Alembic Pharma: Further re-rating likely due to high growth rate, strong balance sheet
After remaining on the sidelines for a decade, Alembic Pharma’s stock has been in the limelight in the recent past.
Why are analysts still bullish on this counter? This is because they believe that a further re-rating of the stock is possible due to its improving earnings growth and expected rise in margin.
Alembic Pharma has shown decent growth in the recent past and is expected to report annualised earnings growth of more than 30% during the financial years 2013-16. By restricting the capex and maintaining a tight working capital cycle, it has been able to generate free cash flow consistently; the figure stood at Rs 188 crore in 2012-13.
It has also been able to pare its debt-equity ratio from 1.1 times in 2010-11 to 0.3 times in 2012-13, and is expected to become completely free of debt by 2015-16. The company also boasts high return ratios: the return on equity (RoE) figure stood at 36.8% for 2012-13.
The company has taken steps on two fronts that have started yielding results. First, it has increased the margin earned by its domestic business by improving its product mix.
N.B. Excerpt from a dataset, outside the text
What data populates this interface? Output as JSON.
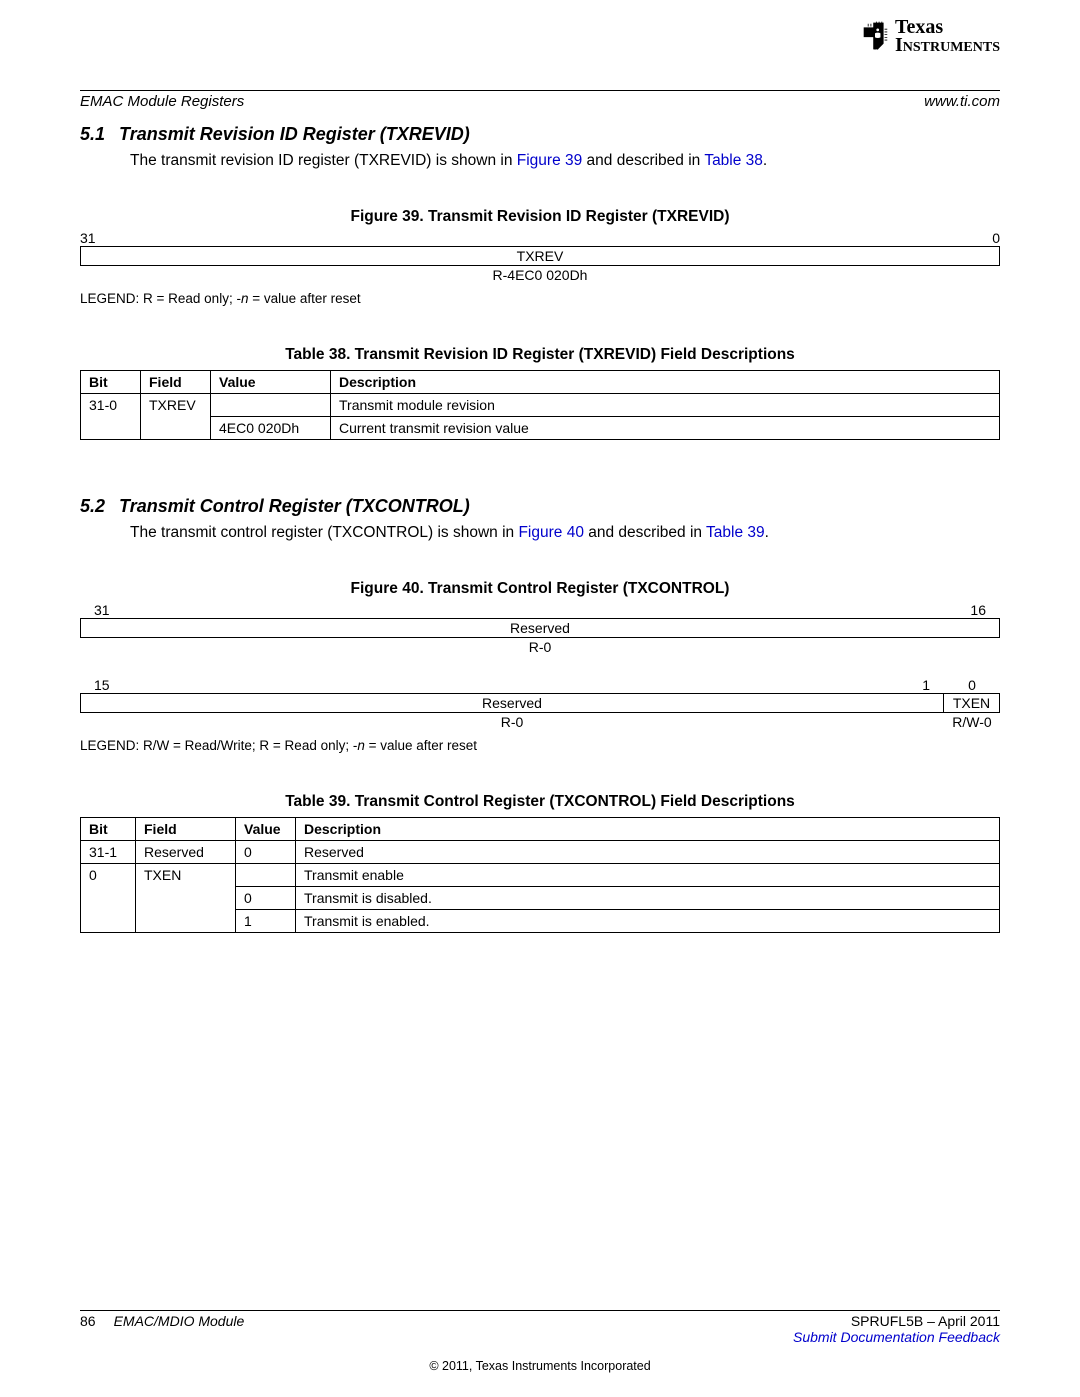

The management is now concentrating more on chronic therapies in areas like dermatology and oncology and less on remedies of acute diseases, which contribute around 85% to the domestic revenue at present.
Second, it plans to use its strong research pipeline to increase revenue from the US market. Alembic Pharma has a strong Abbreviated New Drug Application (ANDA) portfolio in the US, with more than 60 ANDA filings, of which more than 30 have already been approved.
This is allowing the company to accelerate sales in the US despite a late entry. Its US revenue has grown by more than 70% in the past nine months and now accounts for around 20% of the company’s total revenue, up from around 10% in 2012-13.
Analysts expect Alembic Pharma’s revenue from the US market to grow over 60% in the coming two years. The margin improvement in the domestic market, along with higher growth in the US, should help Alembic Pharma expand its margin by another 100 bps in the next two years.